Any victory is not likely to be long lasing. Pulling oil out of strategic reserves “is a bridge, not a long-term solution” to the problem of tight oil supplies, Diwan said.

It is too early to declare a victor. If this were a poker game, it would be one where wary pros fold hand after hand, sizing up the opposition and looking for an opportunity.

The plan, which could move 50 million barrels in the US SPR onto the market, requires a slow-moving bidding process that Rystad said could put some barrels on the market in December.

The rate of US withdrawals will depend on the pace of the government bidding process, and the rate at which the oil can be pumped out of the SPR’s storage caverns along the Gulf Coast to refiners.

The record weekly rate for withdrawals from the US SPR was 6 million bbl on two occasions this century, Rystad said.

Refiners are not short of crude at the moment. The big platforms shut down by Hurricane Ida are back online. Their interest will likely depend on whether the barrels from the SPR look like a good deal, which will depend on their price expectations. The US program will be based on swaps—barrels borrowed now must be returned in the future, plus interest.

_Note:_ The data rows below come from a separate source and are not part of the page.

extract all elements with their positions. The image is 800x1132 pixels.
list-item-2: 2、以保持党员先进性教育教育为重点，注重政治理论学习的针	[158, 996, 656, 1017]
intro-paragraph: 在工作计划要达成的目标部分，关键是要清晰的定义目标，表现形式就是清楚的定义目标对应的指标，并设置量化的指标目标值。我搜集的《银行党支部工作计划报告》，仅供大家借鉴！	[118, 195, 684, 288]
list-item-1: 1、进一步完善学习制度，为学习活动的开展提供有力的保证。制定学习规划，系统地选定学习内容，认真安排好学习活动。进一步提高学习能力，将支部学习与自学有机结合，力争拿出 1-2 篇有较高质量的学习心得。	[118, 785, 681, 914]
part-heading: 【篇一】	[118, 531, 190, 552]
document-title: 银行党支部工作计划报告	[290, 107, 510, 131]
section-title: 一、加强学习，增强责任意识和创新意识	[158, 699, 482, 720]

If prices fall from current levels, those borrowed barrels could look like a good deal. But if prices are higher when that loan comes due, refiners will pay more than they would have otherwise.

One factor they will need to consider is that anyone taking oil from a government reserve now will need to buy oil to close out that swap, which will increase oil demand—and possibly prices—at a time when big consuming countries will be buying oil to refill their reserves.

Another group paying close attention to prices are drivers irked by higher gasoline prices, which is one of the reasons cited for Biden’s falling popularity.

Rystad advised motorists to not get their hopes up for lower fuel prices: “This may not happen at all, or only with a significant lag time.”